- Active: I Formation: 1919–1921 II Formation: 1944–1946 III Formation: 1955–1957
- Country: Soviet Union
- Branch: Red Army (1st and 2nd formations) Soviet Army (3rd formation)
- Type: Infantry
- Size: Division
- Engagements: Russian Civil War Eastern Front of the Russian Civil War; Red Army invasion of Azerbaijan; Red Army invasion of Georgia; World War II Operation Bagration; Gumbinnen Operation; East Prussian Offensive; Battle of Berlin; Prague Offensive;
- Decorations: Order of the Red Banner (1st, 2nd and 3rd formations) Order of Suvorov (2nd formation)
- Battle honours: Baranovichi (2nd formation) Lower Dnieper (3rd formation)

Commanders
- Notable commanders: Adam Turchinsky Mikhail Movsesov

= 20th Rifle Division =

The 20th Rifle Division was an infantry division of the Soviet Red Army, formed three times. The first formation of the division lasted from 1919 to 1921 and fought during the Russian Civil War before its downsizing into a brigade. The brigade became the 3rd Caucasian Rifle Division, the 3rd Caucasian Mountain Rifle Division, and the 20th Mountain Rifle Division during the interwar years. In 1944 the 20th became the 20th Rifle Division again. It was disbanded after the end of the war. The division briefly reformed between 1955 and 1957 from the 188th Rifle Division and was converted into a motor rifle division.
==First Formation==
The division was first formed as the Penza Infantry Division, which was formed by Order No. 9 of the 1st Army of the Eastern Front on 6 July 1918. Until 15 September 1918 it was known as the 1st Penza Infantry Division. By order of the Field Staff of the RVSR 1477 N / A on 16 March 1919, it was named the 20th Rifle Division. By an order of the Separate Caucasus Army on 13 October 1921, the division was disbanded and its headquarters used to form that of the 6th Separate Caucasian Rifle Brigade. The brigade was soon renumbered as the 3rd Separate Caucasian Rifle Brigade on 29 November of that year, and on 26 June 1922 became the 3rd Caucasian Rifle Division of the Separate Caucasus Army.

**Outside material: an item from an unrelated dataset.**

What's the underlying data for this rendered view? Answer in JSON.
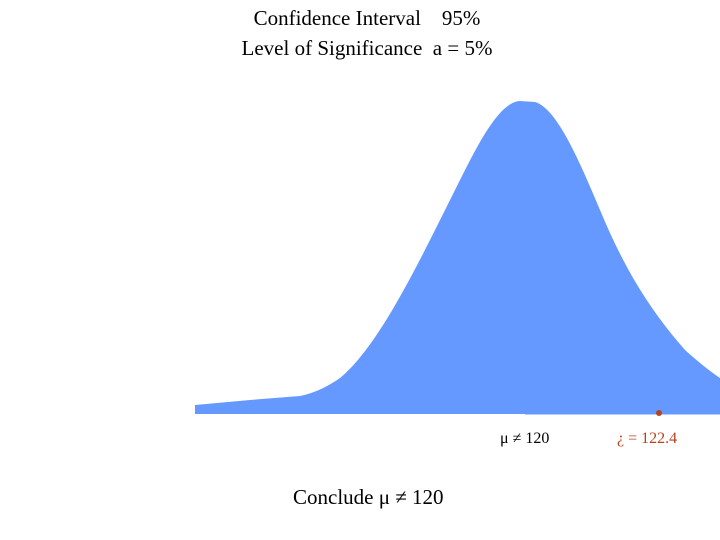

The division was renamed the 3rd Caucasian Mountain Rifle Division on 1 October 1931 and it was redesignated as the 20th Caucasian Mountain Rifle Division on 21 May 1936 to standardize its name.

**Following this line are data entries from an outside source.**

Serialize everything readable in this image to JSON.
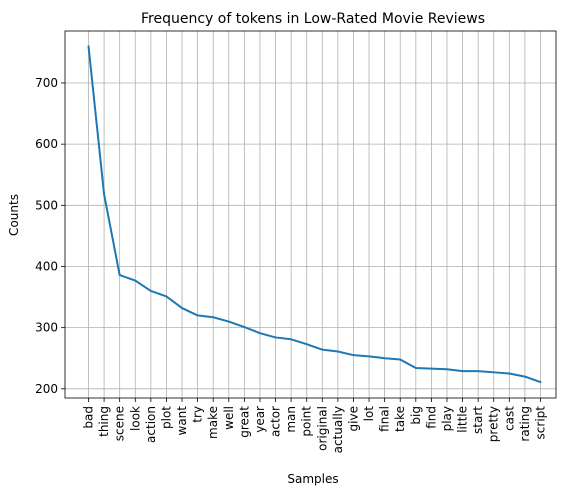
{
  "chart_data": {
    "type": "line",
    "title": "Frequency of tokens in Low-Rated Movie Reviews",
    "xlabel": "Samples",
    "ylabel": "Counts",
    "categories": [
      "bad",
      "thing",
      "scene",
      "look",
      "action",
      "plot",
      "want",
      "try",
      "make",
      "well",
      "great",
      "year",
      "actor",
      "man",
      "point",
      "original",
      "actually",
      "give",
      "lot",
      "final",
      "take",
      "big",
      "find",
      "play",
      "little",
      "start",
      "pretty",
      "cast",
      "rating",
      "script"
    ],
    "values": [
      760,
      518,
      386,
      377,
      360,
      351,
      332,
      320,
      317,
      310,
      301,
      291,
      284,
      281,
      273,
      264,
      261,
      255,
      253,
      250,
      248,
      234,
      233,
      232,
      229,
      229,
      227,
      225,
      220,
      211
    ],
    "ylim": [
      185,
      785
    ],
    "yticks": [
      200,
      300,
      400,
      500,
      600,
      700
    ],
    "grid": true,
    "line_color": "#1f77b4"
  }
}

It was awarded an Honorary Revolutionary Red Banner of the Central Executive Committee (1924), Order of the Red Banner.
Was part of the 1st Army of the Eastern Front (July 1918 - October. 1919), 10th Army (Oct. 1919-Feb. 1920, March - April. 1920), under the operational control of the 1st Cavalry Army (Feb. - March 1920), 11th Army (May 1921 - Separate Caucasus Army, from August 1923 - Red Banner Caucasus Army) (April 1920 - May 1935), in the Transcaucasian Military District (May 1935).

==Second Formation==
Formed during World War II on 21 April 1944 from the 20th Mountain Rifle Division. Fought at Krasnodar, Novorossiysk, Crimea, and near Berlin. With 28th Army of the 1st Ukrainian Front May 1945.

The division inherited the 20th Mountain Rifle Division's Order of the Red Banner, was awarded another Order of the Red Banner during the war, and received the honorific "Baranovichi". It was also awarded the Order of Suvorov 2nd class. Thus its final title was the 20th Baranovichi twice Red Banner Order of Suvorov Rifle Division. After the end of the war the division transferred to Lida with the 28th Army. It was disbanded before 1 July 1946.

== Third Formation ==
After the war, the 20th Rifle Division was reformed in 1955 from the 188th Rifle Division. It was disbanded on 17 April 1957 by being redesignated the 93rd Motor Rifle Division. (Feskov et al./Armies of the Bear) The division was based at Zaporizhia, Zaporizhia Oblast, under 25th Army Corps. The 93rd Motor Rifle Division was disbanded in 1959.

It should not be confused with the 93rd Guards Motor Rifle Division.